Abstract

The traditional history and physical (H&P) is a poor screening modality to identify athletes at risk for sudden cardiac death (SCD). Although better than H&P alone, electrocardiograms (ECG) have also been found to have high false positive rates. Portable echocardiogram by a non-cardiologist (PENC) physician done during preparticipation evaluation (PPE) allows for direct measurements of the heart to more accurately identify patients with structural abnormalities that can result in SCD. Therefore, it is worthwhile to assess the feasibility of PENC as part of PPEs. PURPOSE: To investigate the feasibility of incorporating PENC into routine PPEs. METHODS: Thirty-five Division I male college athletes were prospectively enrolled in the study after informed consent was obtained.
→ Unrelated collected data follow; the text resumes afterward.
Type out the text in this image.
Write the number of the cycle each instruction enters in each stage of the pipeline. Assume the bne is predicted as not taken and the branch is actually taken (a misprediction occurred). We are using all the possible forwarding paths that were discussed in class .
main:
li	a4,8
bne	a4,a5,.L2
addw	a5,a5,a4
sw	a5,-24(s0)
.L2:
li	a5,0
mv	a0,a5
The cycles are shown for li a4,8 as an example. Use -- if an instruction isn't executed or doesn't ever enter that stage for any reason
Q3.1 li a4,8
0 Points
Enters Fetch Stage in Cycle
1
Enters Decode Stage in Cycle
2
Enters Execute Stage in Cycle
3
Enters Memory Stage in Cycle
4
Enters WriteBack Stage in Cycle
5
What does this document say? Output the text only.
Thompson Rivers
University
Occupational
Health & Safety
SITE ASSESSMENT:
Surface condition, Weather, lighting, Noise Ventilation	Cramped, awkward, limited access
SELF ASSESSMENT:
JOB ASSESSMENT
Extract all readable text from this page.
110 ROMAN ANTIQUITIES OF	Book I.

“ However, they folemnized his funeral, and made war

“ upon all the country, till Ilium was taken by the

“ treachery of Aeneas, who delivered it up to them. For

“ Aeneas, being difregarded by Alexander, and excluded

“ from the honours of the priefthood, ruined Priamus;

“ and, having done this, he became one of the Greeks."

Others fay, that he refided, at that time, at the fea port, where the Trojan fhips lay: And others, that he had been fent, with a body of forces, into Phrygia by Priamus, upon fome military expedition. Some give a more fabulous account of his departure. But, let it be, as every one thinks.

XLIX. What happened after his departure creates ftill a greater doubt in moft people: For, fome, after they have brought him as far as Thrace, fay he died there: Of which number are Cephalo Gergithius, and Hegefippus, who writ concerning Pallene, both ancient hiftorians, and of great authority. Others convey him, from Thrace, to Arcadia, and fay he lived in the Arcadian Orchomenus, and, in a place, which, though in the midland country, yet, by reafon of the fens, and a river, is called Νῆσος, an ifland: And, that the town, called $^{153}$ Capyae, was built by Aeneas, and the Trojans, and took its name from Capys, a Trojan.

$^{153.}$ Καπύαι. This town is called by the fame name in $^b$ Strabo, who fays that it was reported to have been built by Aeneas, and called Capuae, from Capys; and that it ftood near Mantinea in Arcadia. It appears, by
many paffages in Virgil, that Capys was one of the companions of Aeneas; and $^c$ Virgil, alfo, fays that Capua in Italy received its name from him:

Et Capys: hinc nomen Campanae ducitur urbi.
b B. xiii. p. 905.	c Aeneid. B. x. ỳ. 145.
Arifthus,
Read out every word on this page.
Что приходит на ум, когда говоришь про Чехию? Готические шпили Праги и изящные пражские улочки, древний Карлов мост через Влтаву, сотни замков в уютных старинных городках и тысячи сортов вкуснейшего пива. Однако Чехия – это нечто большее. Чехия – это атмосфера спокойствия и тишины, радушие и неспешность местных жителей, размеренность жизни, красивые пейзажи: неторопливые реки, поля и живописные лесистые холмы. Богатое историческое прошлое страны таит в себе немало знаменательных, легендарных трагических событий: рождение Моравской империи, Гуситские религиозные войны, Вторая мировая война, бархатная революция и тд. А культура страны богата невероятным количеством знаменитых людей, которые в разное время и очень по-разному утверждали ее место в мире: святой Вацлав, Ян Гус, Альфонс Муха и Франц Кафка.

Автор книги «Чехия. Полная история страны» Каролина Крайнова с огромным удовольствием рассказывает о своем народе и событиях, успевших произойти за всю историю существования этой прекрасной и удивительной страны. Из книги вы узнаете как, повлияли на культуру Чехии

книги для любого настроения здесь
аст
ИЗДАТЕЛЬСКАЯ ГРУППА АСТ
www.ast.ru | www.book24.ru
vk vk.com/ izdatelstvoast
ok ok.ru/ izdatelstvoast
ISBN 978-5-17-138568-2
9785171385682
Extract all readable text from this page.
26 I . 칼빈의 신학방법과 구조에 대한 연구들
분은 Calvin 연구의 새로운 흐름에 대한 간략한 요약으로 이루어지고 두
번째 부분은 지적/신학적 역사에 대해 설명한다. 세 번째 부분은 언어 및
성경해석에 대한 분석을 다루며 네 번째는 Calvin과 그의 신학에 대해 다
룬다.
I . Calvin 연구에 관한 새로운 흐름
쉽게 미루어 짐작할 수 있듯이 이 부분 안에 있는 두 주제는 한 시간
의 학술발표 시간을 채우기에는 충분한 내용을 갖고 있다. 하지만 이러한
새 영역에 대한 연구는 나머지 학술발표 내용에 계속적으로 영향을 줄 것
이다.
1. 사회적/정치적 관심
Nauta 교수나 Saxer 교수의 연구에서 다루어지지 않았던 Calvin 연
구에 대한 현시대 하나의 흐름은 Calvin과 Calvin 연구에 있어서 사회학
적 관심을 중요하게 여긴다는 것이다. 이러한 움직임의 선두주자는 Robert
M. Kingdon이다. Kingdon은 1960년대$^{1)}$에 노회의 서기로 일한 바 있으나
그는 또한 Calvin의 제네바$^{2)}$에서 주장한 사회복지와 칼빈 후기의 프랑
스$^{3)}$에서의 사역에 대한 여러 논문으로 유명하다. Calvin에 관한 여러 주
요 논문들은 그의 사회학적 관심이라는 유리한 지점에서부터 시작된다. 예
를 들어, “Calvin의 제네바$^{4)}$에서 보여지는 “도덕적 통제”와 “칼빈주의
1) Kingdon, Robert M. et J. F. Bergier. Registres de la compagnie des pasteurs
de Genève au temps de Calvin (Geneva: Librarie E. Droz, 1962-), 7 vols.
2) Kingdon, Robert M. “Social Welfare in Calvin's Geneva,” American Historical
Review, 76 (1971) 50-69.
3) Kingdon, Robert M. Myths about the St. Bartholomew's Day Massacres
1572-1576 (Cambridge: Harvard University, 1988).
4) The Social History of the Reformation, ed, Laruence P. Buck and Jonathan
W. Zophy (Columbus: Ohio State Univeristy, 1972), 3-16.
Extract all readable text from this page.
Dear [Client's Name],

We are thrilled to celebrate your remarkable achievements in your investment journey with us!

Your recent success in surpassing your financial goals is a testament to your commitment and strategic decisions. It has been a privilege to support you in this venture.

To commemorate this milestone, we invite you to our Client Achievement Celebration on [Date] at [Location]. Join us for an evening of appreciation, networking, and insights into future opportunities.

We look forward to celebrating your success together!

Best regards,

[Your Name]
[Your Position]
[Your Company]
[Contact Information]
Each athlete underwent a screening H&P, ECG, and PENC. The H&P was based on the 12-element preparticipation cardiovascular screening guidelines from the American Heart Association. The ECGs were interpreted using the 2010 European Society of Cardiology criteria. The PENC measurements were obtained in the parasternal long-axis view. End-diastolic measurements were recorded of the left ventricular (LV) diameter, LV posterior wall thickness, interventricular septal wall thickness, aortic root diameter, and ascending aorta. The length of time for screening at each station was recorded and reported in seconds (sec). A paired t-test with alpha level of <0.5 was used to compare length of time (mean ± standard deviation) of each screening method. RESULTS: Six athletes had a positive finding in H&P screening and four athletes had positive ECG findings. One athlete had both a positive H&P and screening ECG. All athletes had negative PENC screens. All four athletes with positive ECG findings have been referred for formal evaluation with cardiology_outcome of cardiology referrals pending. The length of time for screening was significantly shorter with PENC (137.7 ± 40.4 sec) compared with H&P (244.2 ± 80.0 sec) and ECG (244.9 ± 85.6 sec, P<0.01). The screening time did not differ between H&P and ECG (P=.97). CONCLUSION: Incorporating PENC into PPEs has the potential to limit the number of false positive cardiac screens. PENC was the fastest screening modality compared with traditional H&P and ECG methods and can feasibly be incorporated into PPE screening.